Why we limited to symmetric INT4 qunatization?
- Numerous papers discuss the limitations of using symmetric quantization in INT4 format for quantization. For example, ANT demonstrate that, even with the same bitwidth, numeric formats like flint and PoT(power of Two), which divide the representation into exponent and mantissa, can achieve better accuracy due to their ability to represent a wider range of values. In the figure below, the INT-4bit example uses only integers, while the others utilize new data formats. It is evident that the Mean Squared Error (MSE) significantly decreases with these new formats.
- QuaRot considers INT4 format for both weight quantization and activation quantization, likely because modern GPUs support efficient operations with INT4 and INT8 formats. If we could use other formats, it might be possible to maintain accuracy even with formats as small as 3-bit, leading to greater memory savings. However, maintaining computational simplicity is challenging because GPUs are not optimized for operations with custom data types, unlike INT4. Therefore, achieving optimal computation with custom data types would require the development of custom hardware.
Toward Quantization + Pruning
- There are two paper about low-cost LLMs GPTQ and OBS. GPTQ focuses on reconstructing matrices after quantization, while OBS deals with reconstructing models after pruning. Both papers share a common foundation in using the Hessian matrix and employ various optimization techniques such as Wood-Fisher. Combining these two approaches, the OBC study explores methods to preserve the accuracy of networks that undergo both pruning and quantization.
- SliceGPT similarly achieves effective pruning by employing the concept of computational invariance when multiplying orthogonal matrices. By analyzing the properties of orthogonal matrices in both QuaRot and SliceGPT, I believe it is possible to achieve quantization and pruning simultaneously.
Nonlinear layer Quantization
- This paper discusses performing quantization in an end-to-end manner. However, it lacks detailed explanations regarding operations in layers known to require higher bitwidth, such as the input to the softmax function, gelu, and residual operations in layer normalization. Therefore, future research could potentially extend this approach to include all these operations using only low-bitwidth integer calculations.

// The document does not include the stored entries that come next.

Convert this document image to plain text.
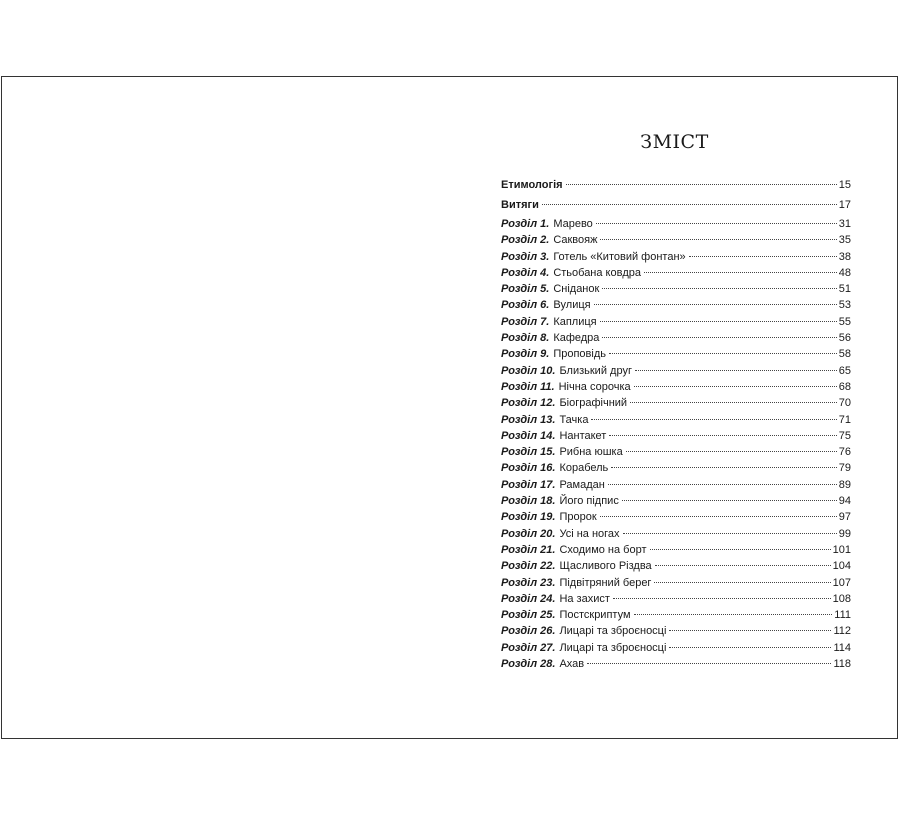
ЗМІСТ
Етимологія	15
Витяги	17
Розділ 1. Марево	31
Розділ 2. Саквояж	35
Розділ 3. Готель «Китовий фонтан»	38
Розділ 4. Стьобана ковдра	48
Розділ 5. Сніданок	51
Розділ 6. Вулиця	53
Розділ 7. Каплиця	55
Розділ 8. Кафедра	56
Розділ 9. Проповідь	58
Розділ 10. Близький друг	65
Розділ 11. Нічна сорочка	68
Розділ 12. Біографічний	70
Розділ 13. Тачка	71
Розділ 14. Нантакет	75
Розділ 15. Рибна юшка	76
Розділ 16. Корабель	79
Розділ 17. Рамадан	89
Розділ 18. Його підпис	94
Розділ 19. Пророк	97
Розділ 20. Усі на ногах	99
Розділ 21. Сходимо на борт	101
Розділ 22. Щасливого Різдва	104
Розділ 23. Підвітряний берег	107
Розділ 24. На захист	108
Розділ 25. Постскриптум	111
Розділ 26. Лицарі та зброєносці	112
Розділ 27. Лицарі та зброєносці	114
Розділ 28. Ахав	118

How to reduce the overhead of online Hadamard transformation
- The forward path in QuaRot mostly follows the activation-quantized LLM tasks like GPTQ, yet requires the additional task of online Hadamard transformation on attention activation. The online Hadamard transformation can be performed by utilizing existing computational resources by converting the task into a matrix-multiplication form, or tossing the task to a dedicated hardware accelerator. Either way have an optimization point of acceleration, where data scheduling of the Hadamard transformation matrix into GEMM task accelerator, or utilizing various previous works about hardware accelerator Hadamard transformation with dedicated dataflow.